The drilling tool is thereby ready for mounting to a down-the-hole hammer for further transport through the casing against a casing shoe on the casing 13 whereafter drilling can be initiated in a known manner. When the drilling tool begins to drill, the reamer will, due to friction against the drilled hole, rotate relative to the body element and thereby be extended radially outwardly (see the solid lines in FIG. 3), until the pin 28 abuts against the seat 21, whereby further relative rotation is stopped.
When the rotation of the drill tool is reversed, the reamer is radially retracted until the pin 28 abuts against the end surface 48, whereby the drilling tool is radially retracted see the broken lines in FIG. 3.
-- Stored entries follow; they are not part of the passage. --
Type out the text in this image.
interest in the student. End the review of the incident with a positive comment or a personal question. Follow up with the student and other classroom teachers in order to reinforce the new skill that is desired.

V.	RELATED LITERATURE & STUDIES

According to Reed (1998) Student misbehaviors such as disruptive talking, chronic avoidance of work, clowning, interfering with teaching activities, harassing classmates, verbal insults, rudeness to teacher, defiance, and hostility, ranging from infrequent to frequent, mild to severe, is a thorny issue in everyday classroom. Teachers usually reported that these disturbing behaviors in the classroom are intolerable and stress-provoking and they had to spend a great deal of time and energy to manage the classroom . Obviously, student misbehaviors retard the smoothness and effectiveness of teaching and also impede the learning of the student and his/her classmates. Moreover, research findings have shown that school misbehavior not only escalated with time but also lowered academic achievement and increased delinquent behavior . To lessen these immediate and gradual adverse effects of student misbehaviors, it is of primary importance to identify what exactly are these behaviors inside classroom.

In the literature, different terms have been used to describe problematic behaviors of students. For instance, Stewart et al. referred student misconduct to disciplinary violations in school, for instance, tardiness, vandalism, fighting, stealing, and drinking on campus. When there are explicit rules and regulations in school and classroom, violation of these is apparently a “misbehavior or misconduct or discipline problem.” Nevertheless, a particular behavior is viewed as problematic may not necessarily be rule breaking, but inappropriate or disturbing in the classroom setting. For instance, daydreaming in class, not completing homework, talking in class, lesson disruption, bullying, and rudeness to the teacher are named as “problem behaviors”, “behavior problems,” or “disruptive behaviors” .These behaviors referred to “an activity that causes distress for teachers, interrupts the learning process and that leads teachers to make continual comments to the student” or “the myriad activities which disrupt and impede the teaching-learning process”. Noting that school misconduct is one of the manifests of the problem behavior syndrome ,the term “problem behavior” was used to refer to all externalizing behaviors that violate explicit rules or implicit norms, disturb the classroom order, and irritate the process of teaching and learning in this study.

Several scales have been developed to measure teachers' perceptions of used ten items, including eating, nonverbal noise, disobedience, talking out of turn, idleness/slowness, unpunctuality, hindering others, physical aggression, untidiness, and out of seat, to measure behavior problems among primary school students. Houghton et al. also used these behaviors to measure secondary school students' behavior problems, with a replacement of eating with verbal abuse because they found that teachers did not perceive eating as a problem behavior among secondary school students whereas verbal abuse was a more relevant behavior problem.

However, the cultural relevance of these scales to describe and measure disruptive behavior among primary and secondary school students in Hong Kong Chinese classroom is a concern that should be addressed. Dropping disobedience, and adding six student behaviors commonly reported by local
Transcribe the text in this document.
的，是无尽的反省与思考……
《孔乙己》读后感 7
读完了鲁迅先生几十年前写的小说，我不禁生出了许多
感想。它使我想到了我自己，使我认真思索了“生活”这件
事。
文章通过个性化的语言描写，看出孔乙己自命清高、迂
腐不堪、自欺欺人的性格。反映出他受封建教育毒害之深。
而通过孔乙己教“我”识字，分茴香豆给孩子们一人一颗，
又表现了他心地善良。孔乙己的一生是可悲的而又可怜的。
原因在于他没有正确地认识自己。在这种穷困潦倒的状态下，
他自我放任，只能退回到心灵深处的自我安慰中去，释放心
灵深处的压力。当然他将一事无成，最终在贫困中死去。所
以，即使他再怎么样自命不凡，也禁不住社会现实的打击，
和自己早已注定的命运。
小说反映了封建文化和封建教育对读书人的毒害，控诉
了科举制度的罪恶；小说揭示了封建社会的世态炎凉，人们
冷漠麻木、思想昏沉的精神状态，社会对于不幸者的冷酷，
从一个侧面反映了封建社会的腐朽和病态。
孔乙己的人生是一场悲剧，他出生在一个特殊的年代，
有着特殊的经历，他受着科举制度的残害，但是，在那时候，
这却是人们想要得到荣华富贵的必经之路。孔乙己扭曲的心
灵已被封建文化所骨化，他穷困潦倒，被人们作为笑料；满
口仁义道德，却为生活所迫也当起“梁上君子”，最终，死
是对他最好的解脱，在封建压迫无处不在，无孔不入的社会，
The flushing channels 49, 50 are arranged on the same side of a plane oriented normal to the rotational axis CL, i.e. on the side wherein the shackle 27 is arranged in operative position. Thereby the reamer will not cover the flushing channels in the operative position, so a good transport of drill cuttings is attained.
Since the reamer 12 normally wears out much faster than the body element 11 or bit 16, it is necessary to periodically exchange the reamer. In such case the reamer 12 is easily dismounted in an inverted sequence compared to what has been described above.
In certain cases a bigger reamer may be needed, e.g., when a larger-diameter casing 13 is being inserted. Until now the user has been forced to purchase a bigger drilling tool, but with the present invention it is only necessary to store a bigger reamer, as well as an intermediate ring (not shown) for transferring impacts to the larger casing 13. In that case the intermediate ring would be situated axially between the reamer and the guiding means.
In the above-described embodiment, the guiding means and the pilot bit constitutes an integral unit. However, it would also be possible within the inventive idea to have an arrangement where the guiding means, the shank and the pilot bit constitute separate parts connected to each other for example by friction welding, i.e. the compounded unit has a design and function corresponding to an integral one-piece unit and the parts of the unit cannot be released from one another.
In a drilling tool according to the present invention the reamer can be easily exchanged. Further, the impact energy applied to the drill bit 16 is used to the maximum since this energy does not need to be transmitted by threads, but rather is transmitted by means of solid bodies. Consequently the need for locking means for threads is avoided. Another advantage is that the cuttings-conducting grooves can be located optimally such that the removal of cuttings is not hindered.
Although the present invention has been described in connection with preferred embodiments thereof, it will be appreciated by those skilled in the art that additions, deletions, modifications, and substitutions not specifically described may be made without departing from the spirit and scope of the invention as defined in the appended claims.